In an interview with NewsDay, Zimbabwe Farmers’ Union (ZFU) president Abdul Nyati said the quantifications for the areas where crops were heavily damaged by floods are being done and the statistics will be sent to government.
“Many farmers have lost their crops due to floods and we fear that the national output for this season will decline,” Nyati said.
He, however, said currently the quantifications were being donefor areas which have been affected by floods which are Mbire and Muzarabani among others.
“The results are going to be directed to government as they need to know to what extent farmers were affected and who was affected so that the families will be assisted to avoid hunger.
“The challenge is that we received late rains and at the same time we witnessed heavy rains which flooded most of our crops. The yields will be much lower than what we got last year due to late rains and flooding. In some areas if we don’t get the rains until next month, we will be hit by both drought and floods,” he said.
A farmer from Murewa, Mildred Mubai, said most of their crops were heavily damaged by the rains.
“Our crops have been affected, it’s really sad after all the hard work. We were expecting to have a very good harvest, but right now my maize has turned yellow and it does not look good,” Mubai said
Tobacco Industry and Marketing Board (TIMB) chief executive officer Andrew Matibiri said a number of tobacco farmers were also affected by the heavy rains and most of the infrastructure was damaged.
“Many tobacco curing barns, tobacco handling facilities and general farm infrastructure have been damaged during the incessant and sometimes torrential rains that were experienced from before the Christmas period to early January. Full and consolidated reports are not yet complete, but the worst reports came in from the northern areas of the Mashonaland provinces,” Matibiri said.
Matibiri said as at January 9 2015, a total of 88 500 had registered as tobacco growers for the 2014/15 season as compared to
85 076 who had done so by the same time last year.
However, he encouraged tobacco farmers that in order to realise targeted output, they should apply more top-dressing fertiliser to their crops to give them a growth boost.
He added that it was still too early to predict the final production figure as the growing season started late and many crops are still growing.
Another tobacco farmer in Chinhoyi, Nyasha Parasih, said his crop was not badly affected by the heavy rains, but in another area close by, Chikuti, the dam wall collapsed and all the crop was washed away.
“My crop was not largely affected, but the people in Chikuti were affected mostly as the dam wall collapsed due to the heavy rains and the tobacco was damaged,” Parasih said.
Last year TIMB and tobacco merchants established a Sustainable Afforestation Association (SAA) to spearhead reforestation across the country which was meant to counter massive deforestation that was taking place as a result of the increased number of small-scale tobacco farmers.
Matibiri said the SAA had planted 603 hectares of gumtrees, almost 1,5 million trees in 2013 and planned to plant another 3 313 hectares by the end of January 2015.

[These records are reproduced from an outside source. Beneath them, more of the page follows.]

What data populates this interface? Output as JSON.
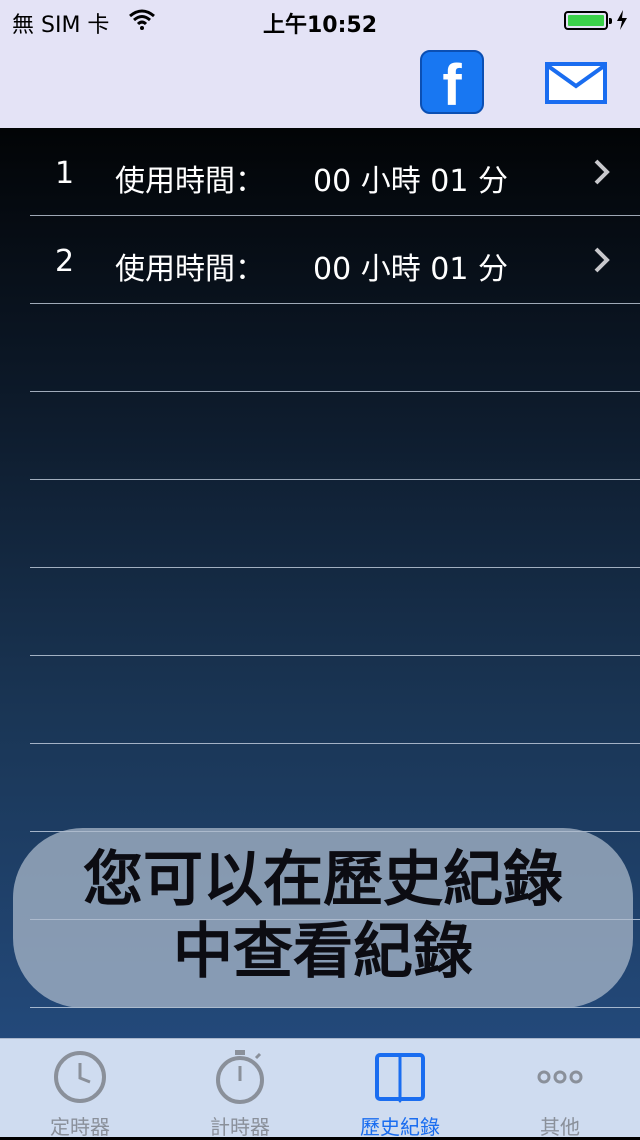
{
  "status_bar": {
    "carrier": "無 SIM 卡",
    "time": "上午10:52",
    "battery_level": 1.0
  },
  "nav": {
    "facebook_glyph": "f",
    "icons": [
      "facebook-icon",
      "mail-icon"
    ]
  },
  "list": {
    "rows": [
      {
        "index": "1",
        "label": "使用時間：",
        "duration": "00 小時 01 分"
      },
      {
        "index": "2",
        "label": "使用時間：",
        "duration": "00 小時 01 分"
      }
    ]
  },
  "hint": {
    "line1": "您可以在歷史紀錄",
    "line2": "中查看紀錄"
  },
  "tabbar": {
    "tabs": [
      {
        "label": "定時器",
        "icon": "clock-icon"
      },
      {
        "label": "計時器",
        "icon": "stopwatch-icon"
      },
      {
        "label": "歷史紀錄",
        "icon": "book-icon"
      },
      {
        "label": "其他",
        "icon": "more-icon"
      }
    ],
    "active_index": 2
  },
  "colors": {
    "accent": "#1a6df0",
    "facebook": "#1877f2",
    "battery": "#3bd14a",
    "topbar": "#e4e3f6",
    "tabbar": "#cfdcf0"
  }
}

He added that TIMB in conjunction with the Zimbabwe Tobacco Association was currently distributing without charge 300 000 trees to small-scale tobacco farmers.
According to the 2015 National budget, Finance and Economic Development minister Patrick Chinamasa said the overall agricultural growth for 2015 was projected at 3,4%.
“Prospects for the 2014/2015 agriculture season remain positive, and production in the main crops — maize, tobacco, cotton, among others — is expected to remain on an upward trend.
“This is on the backdrop of Government’s continued commitment to prioritise food security, active private sector participation in financing agriculture, and improvements in farming methods,” he said
Tobacco is the main agriculture export of Zimbabwe and the country is one of the major tobacco exporters in the world.
According to the latest statistics, total flue cured tobacco output in 2014 amounted to 216 million kg, compared to 165,85 million kg realised in 2013.
The surge in tobacco output was attributed to a 10,3% increase in the number of growers, from 78 756 in 2013 to 86 900 in 2014. Correspondingly, hectarage rose by 21,2% from 88 626ha in 2013 to 107 371ha in 2014.
In terms of tobacco sales, a total of $684,87 million was realised in 2014 compared to $610,31 million achieved in 2013, at an average price of $3,17/kg compared to $3,68/kg in 2013.